50 clairement allusion à « Sefarad », c’est-à-dire l’Espagne en hébreux. Le personnage de Julie, la fille de Dana, est secondaire dans l’intrigue. On voit bien ici comment son existence « de papier » sert à rappeler ce temps référentiel lié aux Juifs d’Espagne.

Il est curieux de constater que Tiago, le héros de Mi nombre, se met également à parler en judéo-espagnol lors de son aventure. C’est un mystère non élucidé. Il n’a jamais appris cette langue et il ne connaît presque rien de sa supposée origine juive :

Tiago había empezado a hablar en judeoespañol, en el espanyoliko de la abuela Ada, de mi familia, en la vieja lengua, que para colmo él ni siquiera sabía hablar [...]. (Mi nombre, 115)

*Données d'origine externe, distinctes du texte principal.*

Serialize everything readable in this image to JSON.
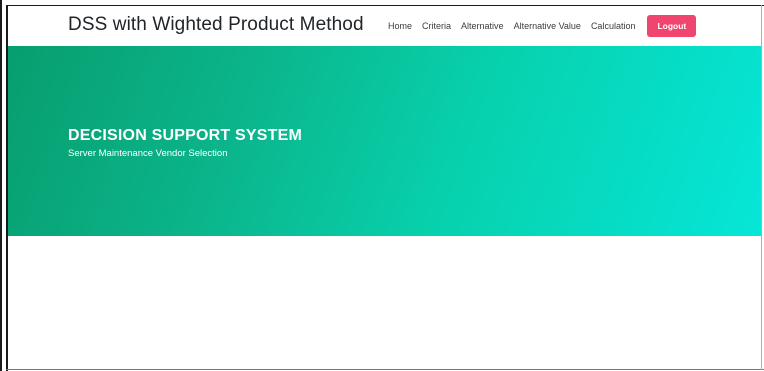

Un autre palier temporel et spatial est évoqué également dans la mesure où Dana serait issue de la branche française de certains Juifs sépharades qui arrivèrent en Espagne au début du XIVe siècle car ils avaient été chassés de France par le roi. Le nom de Dana, Serfati, signifie français en hébreu :

Yo no sabía cuando había llegado el primer Serfati a España, lo más probable es que fuera después de que el Rey de Francia decretara la expulsión de los judíos a principios del siglo XIV. (Mi nombre, 46)

Cela permet à Fajardo d’évoquer également le rejet dont furent victimes les Juifs, de la part de la France, sous le règne de Philippe le Bel. Celui-ci décréta leur expulsion définitive en 1306. La branche française des Juifs sépharades est évoquée dans un autre passage, lors de la conversation entre Dana et sa fille :

Yo la escuchaba charlar sobre el periplo de aquellos judíos españoles que huyeron, en 1492 a Portugal, como fue el caso de nuestra familia, para verse obligados a convertirse allí a la fuerza y tener que retornar a España, huyendo esta vez de los rigores de la Inquisición portuguesa que, un siglo después, había llegado a ser más rigurosa que la española, y terminar al fin escapando a Francia. (Mi nombre, 271)

À travers cette conversation, ce que nous donne à voir Fajardo, c’est toujours la diaspora des Juifs d’Espagne, marquée, dans le cas de la famille de Dana, par ces va-et-vient incessants d’un pays à l’autre. Les Serfati finissent par retourner en France, le pays d’où ils venaient. La conversation entre la mère et la fille est un prétexte pour dévoiler un autre aspect de cette diaspora sépharade. On note de la part de l’auteur une volonté de donner une vision complète de l’histoire des

51 Sépharades. Lors de cette conversation, le lecteur a même une information sur les Sépharades qui vivaient à Bordeaux pendant la Révolution française :

[…] empezó a disertar sobre el reconocimiento que obtuvieron en la ciudad los judíos sefardíes durante la revolución francesa [...]. (Mi nombre, 270)

Le récit semble tendre vers la saturation « d’éléments historiques » qui pourraient faire perdre de vue l’intrigue principale. Cependant, le fait que ces digressions historiques soient disséminées dans les différentes conversations entre les personnages rend cette transmission aisée et cohérente. La fiction est ainsi au service du didactisme historique.